Nickel and Dimed by Barbara Ehrenreich
November 11, 2011 at 12:26 am Kate Leave a comment

In the interest of full disclosure, I make roughly 50 percent of my area’s median income, which qualifies me for subsidized housing. Rent for a studio in my town is roughly $500 to $600 a month, and at my salary, I cannot afford anything more.
Heating bills are high, gas prices are skyrocketing and to be honest, some months it’s tough to pay all of my bills (student loans and car payments making the biggest dents in my income).
The above paragraph, however, is only to let you know that while my life might be hard, it is nothing compared to what Barbara Ehrenreich endures during her work on Nickel and Dimed. Her goal is to find the lowest-paid job and the cheapest apartment she can in any given town and see if she can make ends meet.
The results are startling. Simply, she can’t. She ends up paying $50 a day for the privilege of working at Wal-Mart somewhere near the end of her experiment, when the cost of gas, rent and food are taken into account. The closest she ever comes is while working two jobs, one as a maid and one as a nursing home assistant, working 7 days a week at minimum wage.

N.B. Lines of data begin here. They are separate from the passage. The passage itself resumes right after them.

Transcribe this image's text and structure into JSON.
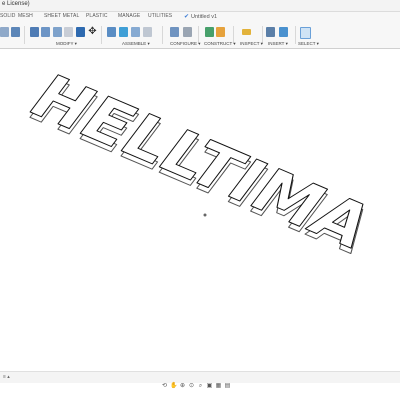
{
  "window": {
    "title": "e License)"
  },
  "document": {
    "name": "Untitled v1",
    "saved_icon": "check-icon"
  },
  "tabs": [
    "SOLID",
    "MESH",
    "SHEET METAL",
    "PLASTIC",
    "MANAGE",
    "UTILITIES"
  ],
  "toolbar_groups": [
    "MODIFY ▾",
    "ASSEMBLE ▾",
    "CONFIGURE ▾",
    "CONSTRUCT ▾",
    "INSPECT ▾",
    "INSERT ▾",
    "SELECT ▾"
  ],
  "canvas": {
    "model_text": "HELLTIMA"
  },
  "status": {
    "left": "≡ ▴"
  },
  "nav_icons": [
    "orbit-icon",
    "pan-icon",
    "zoom-icon",
    "fit-icon",
    "zoom-window-icon",
    "display-settings-icon",
    "grid-icon",
    "viewport-icon"
  ],
  "colors": {
    "accent": "#3a7bd5",
    "toolbar_bg": "#f7f7f7"
  }
}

Granted, some of her figures are outdated. The book was published in 2001, and therefore some of the numbers are slightly off. For example, I believe the $7 Ehrenreich made working at Wal-Mart might now be illegal in many states – minimum wage in California was $8.50 last time I checked.
Her point remains crystal clear, however: the poor, even the working poor, are always with us, and nothing will change until wages are hiked. Telling residents on welfare to simply “get a job” is not enough – the jobs have to be able to support a single person, at least.
This is the most compelling piece of non-fiction I have read in ages – definitely worth the entire dollar I spent on it at a thrift store. I might recommend borrowing it first, but definitely give it a read.